Settlement Calculation of Single Foundations According to DIN 4019 in RF-/FOUNDATION Pro

Technical Article

For the serviceability limit state design according to Section 6.6 of Eurocode EN 1997-1, settlement has to be calculated for spread foundations. RF-/FOUNDATION Pro allows you to perform the settlement calculation for a single foundation. For this, you can select between elastic or solid foundation. By defining a soil profile, it is possible to consider several soil layers under the foundation base. The results of the settlement, foundation tilting, and vertical soil contact stress distribution are displayed graphically and in tables to provide a quick and clear overview of the calculation performed. In addition to the design of the foundation settlement in RF-/FOUNDATION Pro, the structural analysis determines the representative spring constants for the support and can be exported to the structural model of RFEM or RSTAB.

General

The total settlement s tot on soil caused by structural loads consists of the components of the immediate settlement s0, consolidation settlement s1, and the time-dependent creep settlement s2.

stot = s0 + s1 + s2 = s + s2

According to DIN 4019 [2], the method described below includes a specific setting "s" consisting of both settlement components - the settlement caused by consolidation and the settlement caused by creep (secondary settlement). Figure 1 shows the time-dependent settlement components graphically. In this case, the time t0 represents the period until complete consolidation occurs.

Figure 01 - Time-Dependent Settlement Components [2]

Settlement Calculation Using Vertical Stresses on Soil

The settlement calculation method described below is based on the model of an elastic, isotropic, homogeneous half-space. This calculation approach can also be applied for the settlement of foundation soil with several layers.

To determine the settlement, it is necessary to divide the soil into strips and define the vertical soil stresses beneath the foundation base.
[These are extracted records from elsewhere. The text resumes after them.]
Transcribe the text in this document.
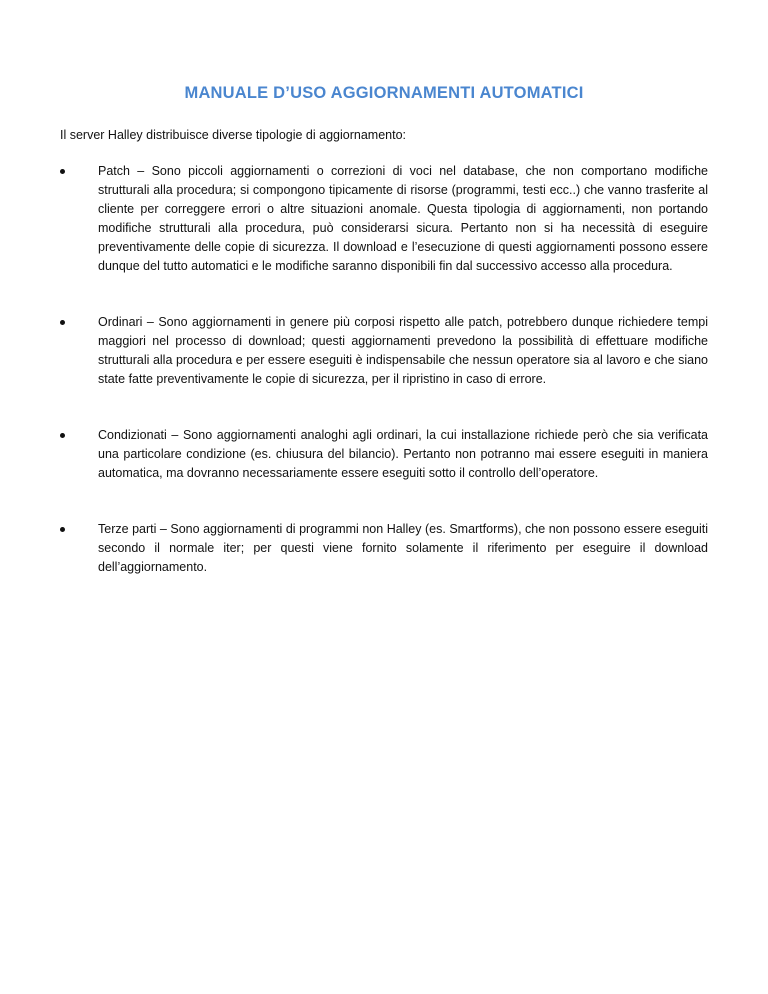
MANUALE D’USO AGGIORNAMENTI AUTOMATICI

Il server Halley distribuisce diverse tipologie di aggiornamento:

Patch – Sono piccoli aggiornamenti o correzioni di voci nel database, che non comportano modifiche strutturali alla procedura; si compongono tipicamente di risorse (programmi, testi ecc..) che vanno trasferite al cliente per correggere errori o altre situazioni anomale. Questa tipologia di aggiornamenti, non portando modifiche strutturali alla procedura, può considerarsi sicura. Pertanto non si ha necessità di eseguire preventivamente delle copie di sicurezza. Il download e l’esecuzione di questi aggiornamenti possono essere dunque del tutto automatici e le modifiche saranno disponibili fin dal successivo accesso alla procedura.
Ordinari – Sono aggiornamenti in genere più corposi rispetto alle patch, potrebbero dunque richiedere tempi maggiori nel processo di download; questi aggiornamenti prevedono la possibilità di effettuare modifiche strutturali alla procedura e per essere eseguiti è indispensabile che nessun operatore sia al lavoro e che siano state fatte preventivamente le copie di sicurezza, per il ripristino in caso di errore.
Condizionati – Sono aggiornamenti analoghi agli ordinari, la cui installazione richiede però che sia verificata una particolare condizione (es. chiusura del bilancio). Pertanto non potranno mai essere eseguiti in maniera automatica, ma dovranno necessariamente essere eseguiti sotto il controllo dell’operatore.
Terze parti – Sono aggiornamenti di programmi non Halley (es. Smartforms), che non possono essere eseguiti secondo il normale iter; per questi viene fornito solamente il riferimento per eseguire il download dell’aggiornamento.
Based on the elasticity analysis, the specific settlements si are determined for each strip, and these are then added together to obtain the total settlement s.

$$\mathrm s\;=\;{\mathrm{Σs}}_\mathrm i\;=\;\mathrm\Sigma(\frac{{\mathrm{Δσ}}_{\mathrm z,\mathrm i}}{{\mathrm E}_{\mathrm S,\mathrm i}}\;\cdot\;{\mathrm{Δz}}_\mathrm i)\;\mathrm{according}\;\mathrm{to}\;\mathrm{DIN}\;4019\;\lbrack2\rbrack$$
where
Δσz,i = additional stress generating settlement in a strip i
ES,i = stiffness modulus of a strip i
Δzi = thickness of a strip i

Determination of Vertical Soil Stresses

First, the settlement calculation requires determination of vertical soil stresses. The stress and settlement calculation is based on a model of the elastic isotropic half-space. The respective stresses can be distinguished according to their causes as follows:
σor = soil stress caused by the soil self-weight
σz = stress caused by structural load
σz,i = stress caused by structural load in a strip i

The vertical soil stresses σz due to the additional load at depth z can be calculated on the basis of the Boussinesq approach [3] and the superposition principle.

According to Boussinesq, the vertical stress on soil caused by the vertical concentrated load V is calculated on the half-space surface as shown in Figure 2.

Figure 02 - Vertical Soil Stress According to Boussinesq [2]

The vertical soil stresses at depth z under the corner point of a uniform "elastic" rectangle stress σz can be determined according to Figure 3.

Figure 03 - Vertical Soil Stress under Corner Point of Uniform Rectangle Load [2]

The stress influence coefficient iR can be deduced from the corresponding nomograms, for example from DIN 4019 [2].

By applying the approach mentioned above, you get the result of the vertical soil stress distribution on soil under the foundation, which is symbolically represented in Figure 4.

Figure 04 - Distribution of Vertical Soil Stresses and Related Settlement under Uniformly Distributed Load from [2]

Settlement Depth

In the settlement calculation, it is necessary to consider additional stresses due to the foundation load up to the influence depth of the settlement, also called limit depth. According to EN 1997-1 [1] and DIN 4019 [2], the settlement influence depth may be taken as the depth z, at which the effective vertical stress due to the foundation load is 20% of the effective overburden stress.

Reference

[1]  Eurocode 7 - Design, engineering and design in geotechnics - Part 1: General rules; EN 1997-1: 2009
[2]  Soil - Analysis of Settlement; DIN 4019:2015-05
[3]  Boussinesq, J. (1885). Application des potentiels à l'étude de l'équilibre et du mouvement des solides élastiques. Paris: Gauthier-Villars, Imprimeur-Libraire.